日経BP社が実施した「エンジニア転職意識調査」の結果を分析すると、IT/電子・機械/建築・土木の職種によって、転職時に重視するものが異なることが分かる。IT系エンジニアは、他の職種よりも「社内でのエンジニアの地位」を気にしている人が多い。
「転職する場合に重視するもの」として優先度が高い項目5つを尋ねた設問で、「社内でのエンジニアの地位」を挙げたITエンジニアは25.3%と、4人に1人に上る。これは電子・機械系と比べて10ポイント、建築・土木系と比べると17ポイント程度高い(図1)。
IT分野のエンジニアは、社内での地位の低さに悩んでいる人が多いことの裏返しだろう。逆に、この項目を選んだ人が7.8%と1割を切る建築・土木系は、社内でも恵まれた立場にいるといえそうだ。同じエンジニアでも、職種によって社内での権限や発言力に違いがあることがうかがえる。

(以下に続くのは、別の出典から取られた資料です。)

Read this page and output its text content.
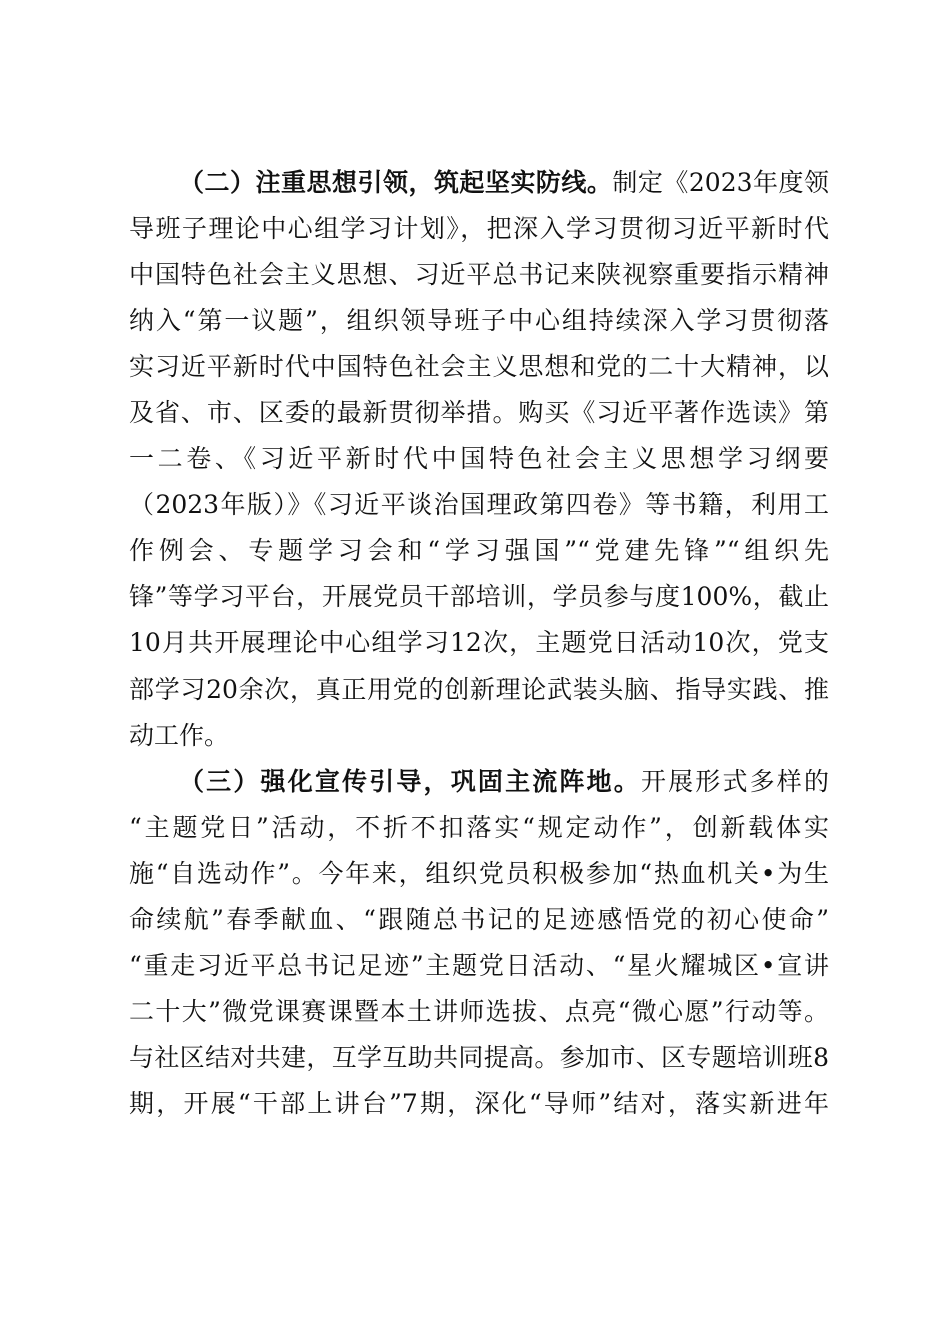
（二）注重思想引领，筑起坚实防线。制定《2023年度领
导班子理论中心组学习计划》，把深入学习贯彻习近平新时代
中国特色社会主义思想、习近平总书记来陕视察重要指示精神
纳入“第一议题”，组织领导班子中心组持续深入学习贯彻落
实习近平新时代中国特色社会主义思想和党的二十大精神，以
及省、市、区委的最新贯彻举措。购买《习近平著作选读》第
一二卷、《习近平新时代中国特色社会主义思想学习纲要
（2023年版）》《习近平谈治国理政第四卷》等书籍，利用工
作例会、专题学习会和“学习强国”“党建先锋”“组织先
锋”等学习平台，开展党员干部培训，学员参与度100%，截止
10月共开展理论中心组学习12次，主题党日活动10次，党支
部学习20余次，真正用党的创新理论武装头脑、指导实践、推
动工作。
（三）强化宣传引导，巩固主流阵地。开展形式多样的
“主题党日”活动，不折不扣落实“规定动作”，创新载体实
施“自选动作”。今年来，组织党员积极参加“热血机关•为生
命续航”春季献血、“跟随总书记的足迹感悟党的初心使命”
“重走习近平总书记足迹”主题党日活动、“星火耀城区•宣讲
二十大”微党课赛课暨本土讲师选拔、点亮“微心愿”行动等。
与社区结对共建，互学互助共同提高。参加市、区专题培训班8
期，开展“干部上讲台”7期，深化“导师”结对，落实新进年
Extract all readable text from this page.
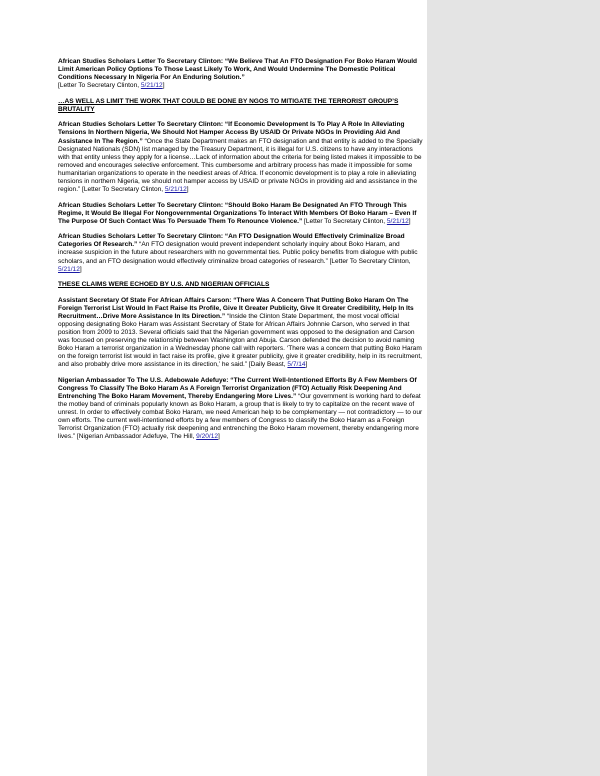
African Studies Scholars Letter To Secretary Clinton: “We Believe That An FTO Designation For Boko Haram Would Limit American Policy Options To Those Least Likely To Work, And Would Undermine The Domestic Political Conditions Necessary In Nigeria For An Enduring Solution.”
[Letter To Secretary Clinton, 5/21/12]

…AS WELL AS LIMIT THE WORK THAT COULD BE DONE BY NGOS TO MITIGATE THE TERRORIST GROUP’S BRUTALITY

African Studies Scholars Letter To Secretary Clinton: “If Economic Development Is To Play A Role In Alleviating Tensions In Northern Nigeria, We Should Not Hamper Access By USAID Or Private NGOs In Providing Aid And Assistance In The Region.” “Once the State Department makes an FTO designation and that entity is added to the Specially Designated Nationals (SDN) list managed by the Treasury Department, it is illegal for U.S. citizens to have any interactions with that entity unless they apply for a license…Lack of information about the criteria for being listed makes it impossible to be removed and encourages selective enforcement. This cumbersome and arbitrary process has made it impossible for some humanitarian organizations to operate in the neediest areas of Africa. If economic development is to play a role in alleviating tensions in northern Nigeria, we should not hamper access by USAID or private NGOs in providing aid and assistance in the region.” [Letter To Secretary Clinton, 5/21/12]

African Studies Scholars Letter To Secretary Clinton: “Should Boko Haram Be Designated An FTO Through This Regime, It Would Be Illegal For Nongovernmental Organizations To Interact With Members Of Boko Haram – Even If The Purpose Of Such Contact Was To Persuade Them To Renounce Violence.” [Letter To Secretary Clinton, 5/21/12]

African Studies Scholars Letter To Secretary Clinton: “An FTO Designation Would Effectively Criminalize Broad Categories Of Research.” “An FTO designation would prevent independent scholarly inquiry about Boko Haram, and increase suspicion in the future about researchers with no governmental ties. Public policy benefits from dialogue with public scholars, and an FTO designation would effectively criminalize broad categories of research.” [Letter To Secretary Clinton, 5/21/12]

THESE CLAIMS WERE ECHOED BY U.S. AND NIGERIAN OFFICIALS

Assistant Secretary Of State For African Affairs Carson: “There Was A Concern That Putting Boko Haram On The Foreign Terrorist List Would In Fact Raise Its Profile, Give It Greater Publicity, Give It Greater Credibility, Help In Its Recruitment…Drive More Assistance In Its Direction.” “Inside the Clinton State Department, the most vocal official opposing designating Boko Haram was Assistant Secretary of State for African Affairs Johnnie Carson, who served in that position from 2009 to 2013. Several officials said that the Nigerian government was opposed to the designation and Carson was focused on preserving the relationship between Washington and Abuja. Carson defended the decision to avoid naming Boko Haram a terrorist organization in a Wednesday phone call with reporters. ‘There was a concern that putting Boko Haram on the foreign terrorist list would in fact raise its profile, give it greater publicity, give it greater credibility, help in its recruitment, and also probably drive more assistance in its direction,’ he said.” [Daily Beast, 5/7/14]

Nigerian Ambassador To The U.S. Adebowale Adefuye: “The Current Well-Intentioned Efforts By A Few Members Of Congress To Classify The Boko Haram As A Foreign Terrorist Organization (FTO) Actually Risk Deepening And Entrenching The Boko Haram Movement, Thereby Endangering More Lives.” “Our government is working hard to defeat the motley band of criminals popularly known as Boko Haram, a group that is likely to try to capitalize on the recent wave of unrest. In order to effectively combat Boko Haram, we need American help to be complementary — not contradictory — to our own efforts. The current well-intentioned efforts by a few members of Congress to classify the Boko Haram as a Foreign Terrorist Organization (FTO) actually risk deepening and entrenching the Boko Haram movement, thereby endangering more lives.” [Nigerian Ambassador Adefuye, The Hill, 9/20/12]
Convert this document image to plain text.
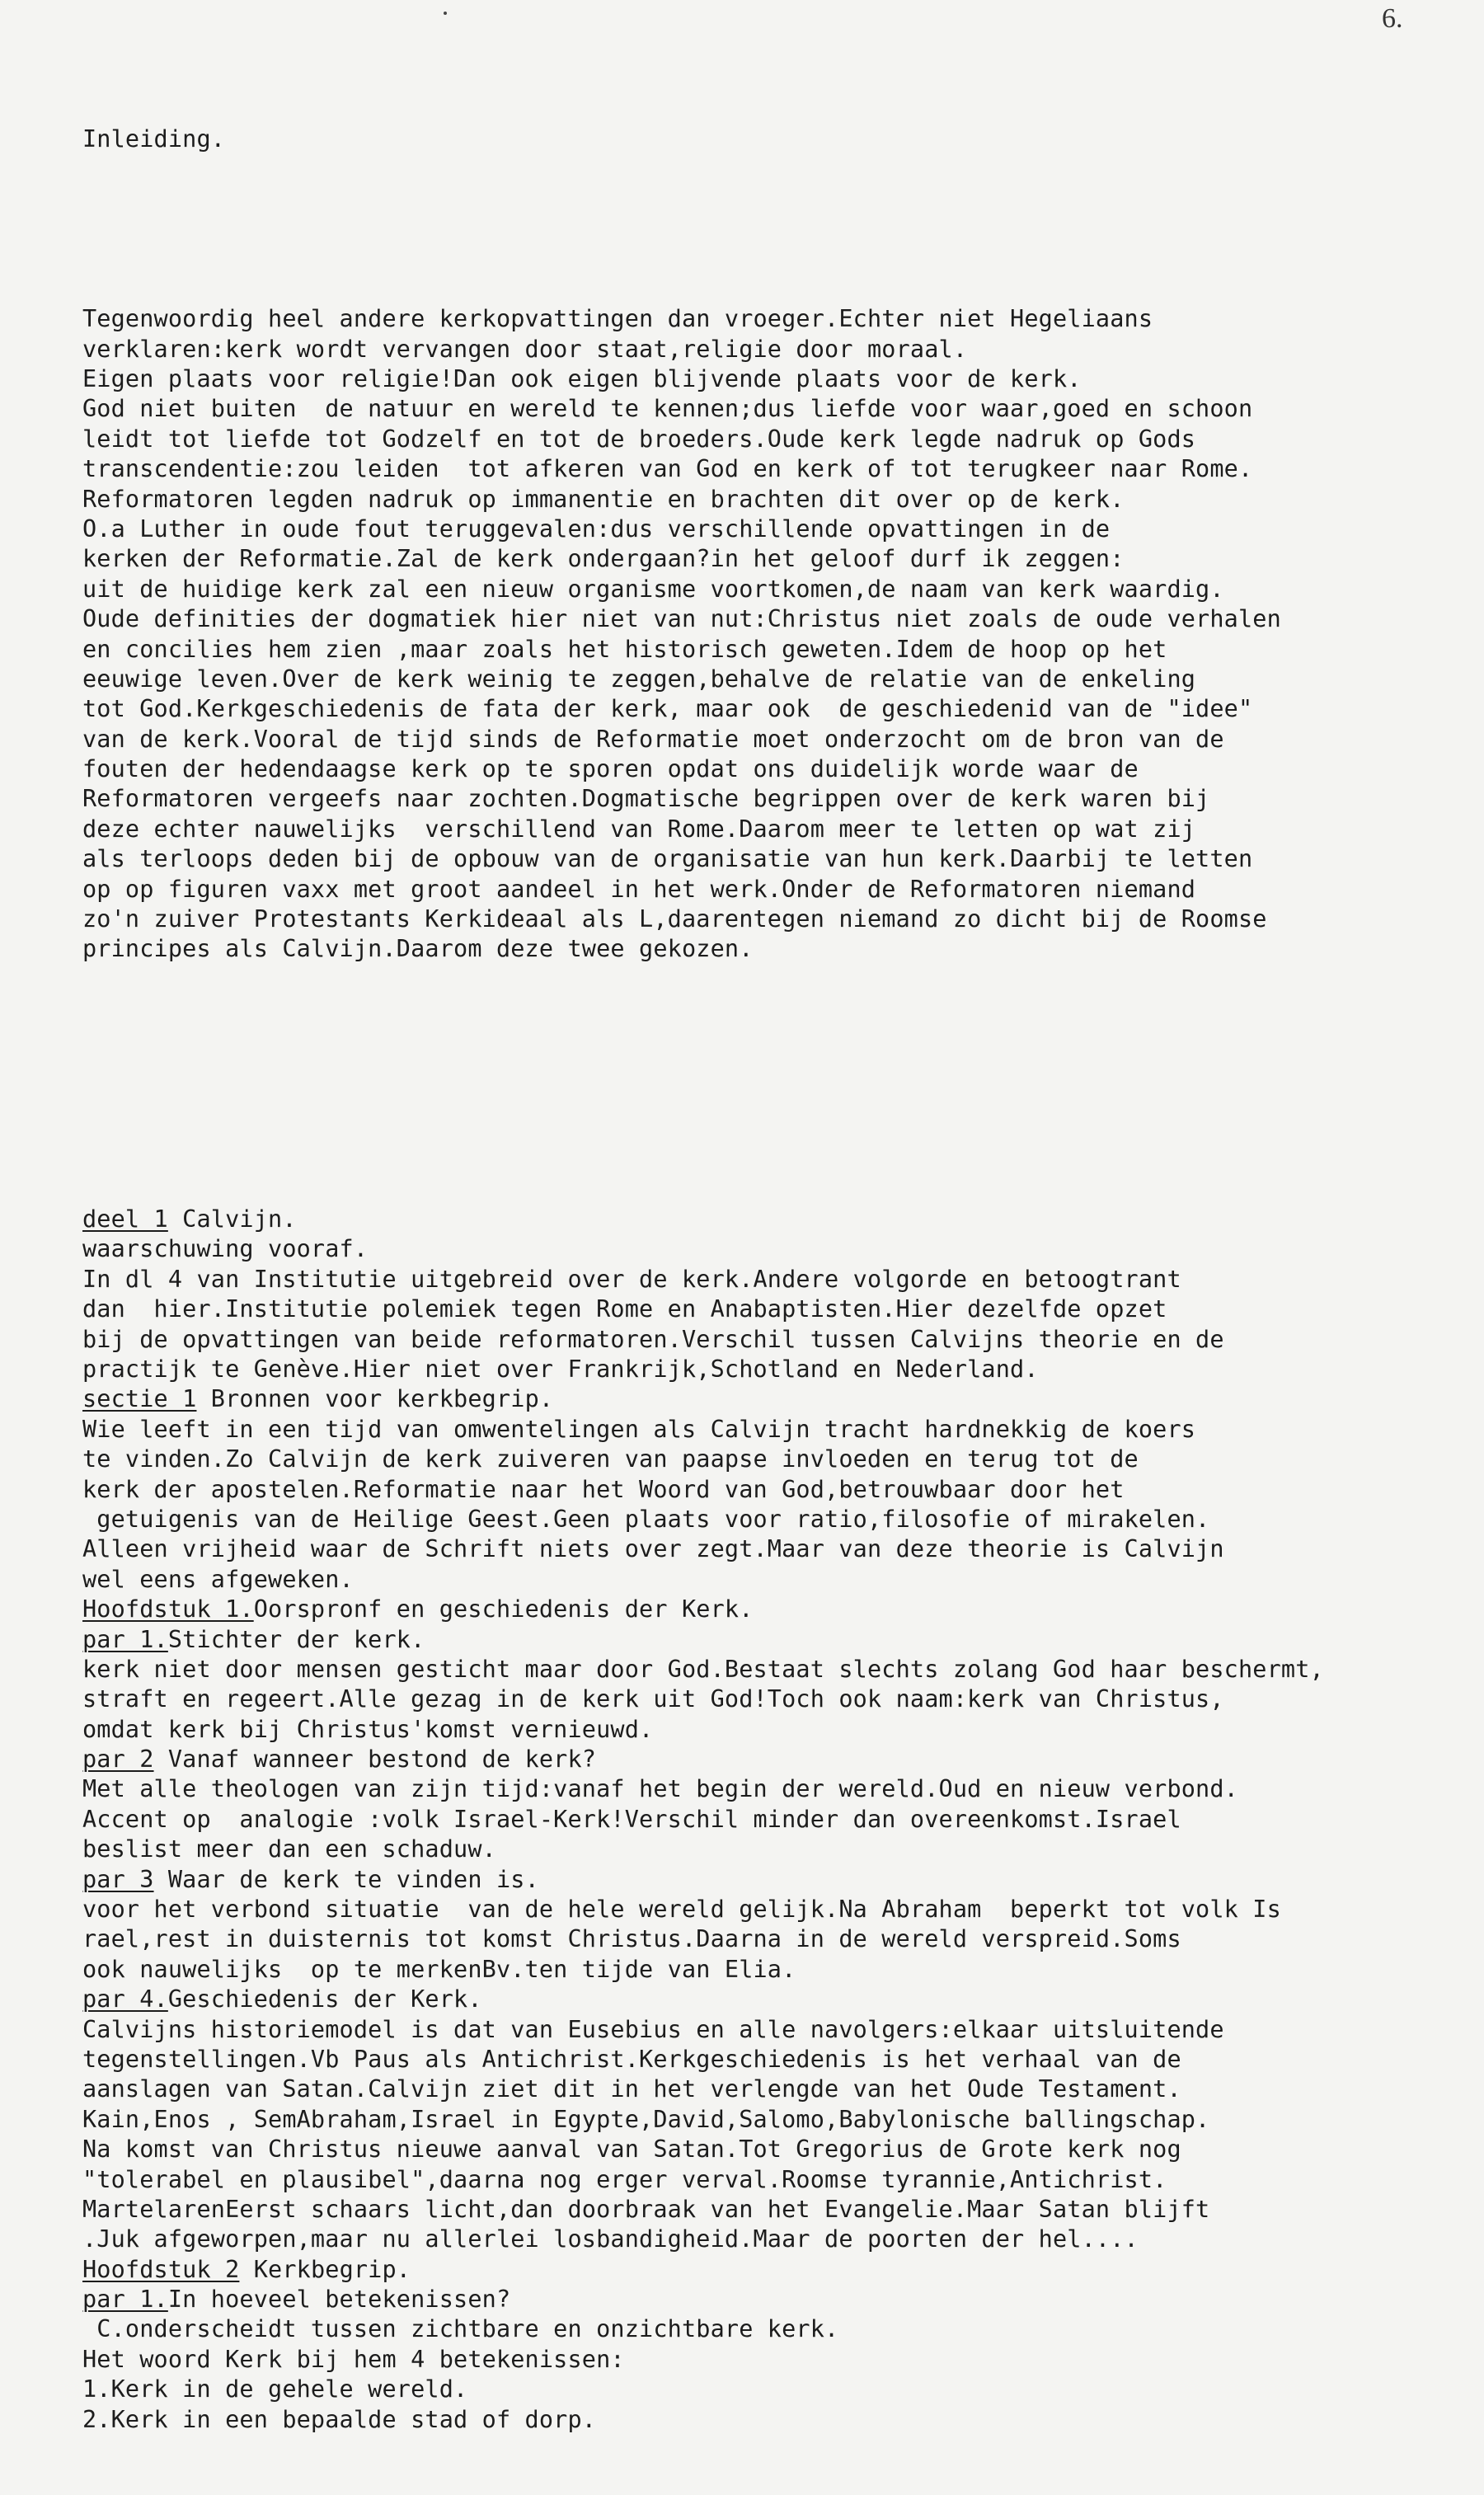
6.

Inleiding.

Tegenwoordig heel andere kerkopvattingen dan vroeger.Echter niet Hegeliaans
verklaren:kerk wordt vervangen door staat,religie door moraal.
Eigen plaats voor religie!Dan ook eigen blijvende plaats voor de kerk.
God niet buiten  de natuur en wereld te kennen;dus liefde voor waar,goed en schoon
leidt tot liefde tot Godzelf en tot de broeders.Oude kerk legde nadruk op Gods
transcendentie:zou leiden  tot afkeren van God en kerk of tot terugkeer naar Rome.
Reformatoren legden nadruk op immanentie en brachten dit over op de kerk.
O.a Luther in oude fout teruggevalen:dus verschillende opvattingen in de
kerken der Reformatie.Zal de kerk ondergaan?in het geloof durf ik zeggen:
uit de huidige kerk zal een nieuw organisme voortkomen,de naam van kerk waardig.
Oude definities der dogmatiek hier niet van nut:Christus niet zoals de oude verhalen
en concilies hem zien ,maar zoals het historisch geweten.Idem de hoop op het
eeuwige leven.Over de kerk weinig te zeggen,behalve de relatie van de enkeling
tot God.Kerkgeschiedenis de fata der kerk, maar ook  de geschiedenid van de "idee"
van de kerk.Vooral de tijd sinds de Reformatie moet onderzocht om de bron van de
fouten der hedendaagse kerk op te sporen opdat ons duidelijk worde waar de
Reformatoren vergeefs naar zochten.Dogmatische begrippen over de kerk waren bij
deze echter nauwelijks  verschillend van Rome.Daarom meer te letten op wat zij
als terloops deden bij de opbouw van de organisatie van hun kerk.Daarbij te letten
op op figuren vaxx met groot aandeel in het werk.Onder de Reformatoren niemand
zo'n zuiver Protestants Kerkideaal als L,daarentegen niemand zo dicht bij de Roomse
principes als Calvijn.Daarom deze twee gekozen.

deel 1 Calvijn.
waarschuwing vooraf.
In dl 4 van Institutie uitgebreid over de kerk.Andere volgorde en betoogtrant
dan  hier.Institutie polemiek tegen Rome en Anabaptisten.Hier dezelfde opzet
bij de opvattingen van beide reformatoren.Verschil tussen Calvijns theorie en de
practijk te Genève.Hier niet over Frankrijk,Schotland en Nederland.
sectie 1 Bronnen voor kerkbegrip.
Wie leeft in een tijd van omwentelingen als Calvijn tracht hardnekkig de koers
te vinden.Zo Calvijn de kerk zuiveren van paapse invloeden en terug tot de
kerk der apostelen.Reformatie naar het Woord van God,betrouwbaar door het
getuigenis van de Heilige Geest.Geen plaats voor ratio,filosofie of mirakelen.
Alleen vrijheid waar de Schrift niets over zegt.Maar van deze theorie is Calvijn
wel eens afgeweken.
Hoofdstuk 1.Oorspronf en geschiedenis der Kerk.
par 1.Stichter der kerk.
kerk niet door mensen gesticht maar door God.Bestaat slechts zolang God haar beschermt,
straft en regeert.Alle gezag in de kerk uit God!Toch ook naam:kerk van Christus,
omdat kerk bij Christus'komst vernieuwd.
par 2 Vanaf wanneer bestond de kerk?
Met alle theologen van zijn tijd:vanaf het begin der wereld.Oud en nieuw verbond.
Accent op  analogie :volk Israel-Kerk!Verschil minder dan overeenkomst.Israel
beslist meer dan een schaduw.
par 3 Waar de kerk te vinden is.
voor het verbond situatie  van de hele wereld gelijk.Na Abraham  beperkt tot volk Is
rael,rest in duisternis tot komst Christus.Daarna in de wereld verspreid.Soms
ook nauwelijks  op te merkenBv.ten tijde van Elia.
par 4.Geschiedenis der Kerk.
Calvijns historiemodel is dat van Eusebius en alle navolgers:elkaar uitsluitende
tegenstellingen.Vb Paus als Antichrist.Kerkgeschiedenis is het verhaal van de
aanslagen van Satan.Calvijn ziet dit in het verlengde van het Oude Testament.
Kain,Enos , SemAbraham,Israel in Egypte,David,Salomo,Babylonische ballingschap.
Na komst van Christus nieuwe aanval van Satan.Tot Gregorius de Grote kerk nog
"tolerabel en plausibel",daarna nog erger verval.Roomse tyrannie,Antichrist.
MartelarenEerst schaars licht,dan doorbraak van het Evangelie.Maar Satan blijft
.Juk afgeworpen,maar nu allerlei losbandigheid.Maar de poorten der hel....
Hoofdstuk 2 Kerkbegrip.
par 1.In hoeveel betekenissen?
C.onderscheidt tussen zichtbare en onzichtbare kerk.
Het woord Kerk bij hem 4 betekenissen:
1.Kerk in de gehele wereld.
2.Kerk in een bepaalde stad of dorp.
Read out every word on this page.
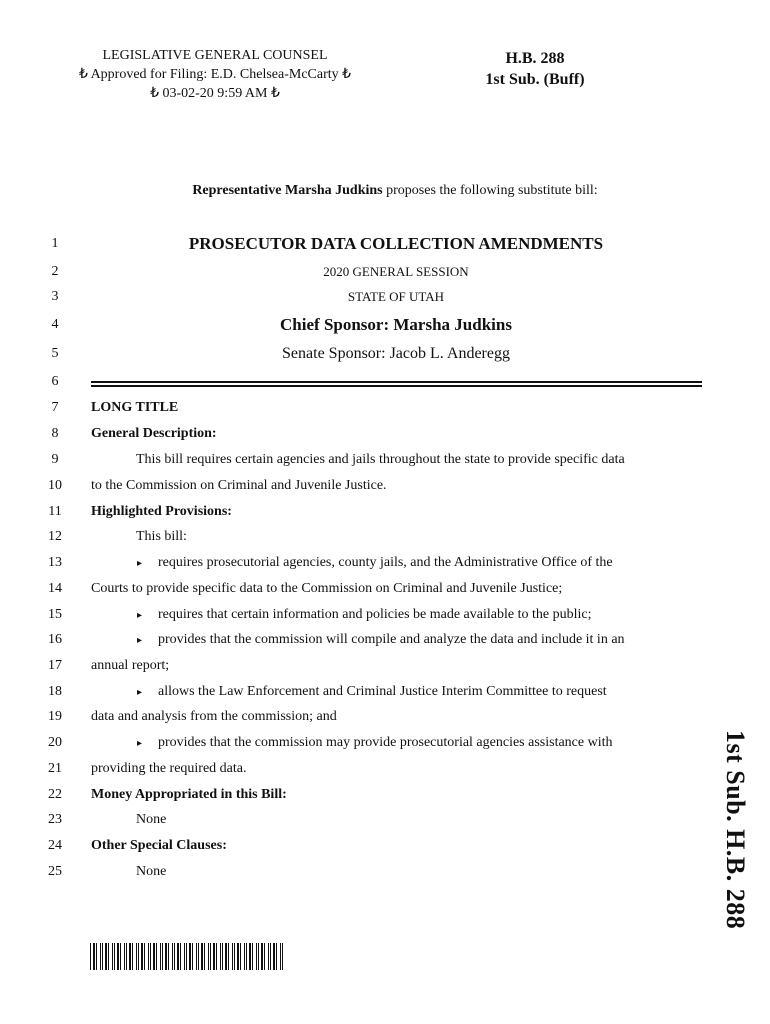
LEGISLATIVE GENERAL COUNSEL
₺ Approved for Filing: E.D. Chelsea-McCarty ₺
₺ 03-02-20 9:59 AM ₺
H.B. 288
1st Sub. (Buff)
Representative Marsha Judkins proposes the following substitute bill:
1
2
3
4
5
6
7
8
9
10
11
12
13
14
15
16
17
18
19
20
21
22
23
24
25
PROSECUTOR DATA COLLECTION AMENDMENTS
2020 GENERAL SESSION
STATE OF UTAH
Chief Sponsor: Marsha Judkins
Senate Sponsor: Jacob L. Anderegg
LONG TITLE
General Description:
This bill requires certain agencies and jails throughout the state to provide specific data
to the Commission on Criminal and Juvenile Justice.
Highlighted Provisions:
This bill:
▸ requires prosecutorial agencies, county jails, and the Administrative Office of the
Courts to provide specific data to the Commission on Criminal and Juvenile Justice;
▸ requires that certain information and policies be made available to the public;
▸ provides that the commission will compile and analyze the data and include it in an
annual report;
▸ allows the Law Enforcement and Criminal Justice Interim Committee to request
data and analysis from the commission; and
▸ provides that the commission may provide prosecutorial agencies assistance with
providing the required data.
Money Appropriated in this Bill:
None
Other Special Clauses:
None	1st Sub. H.B. 288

このほかIT系では、「在宅勤務制度の有無」が6.4%、「社外活動(学会やコミュニティ、イベントへの参加)への理解」が4.7%と、他の職種を3~5ポイント程度上回った。PCやネットワークなどの環境さえ整っていれば遠隔地でも仕事がしやすい、クラウド分野など技術者コミュニティの活動が盛ん、といった背景があると考えられる。「IT予算(IT化に積極的かどうか)」(5.6%)も、どの職種よりも多かった。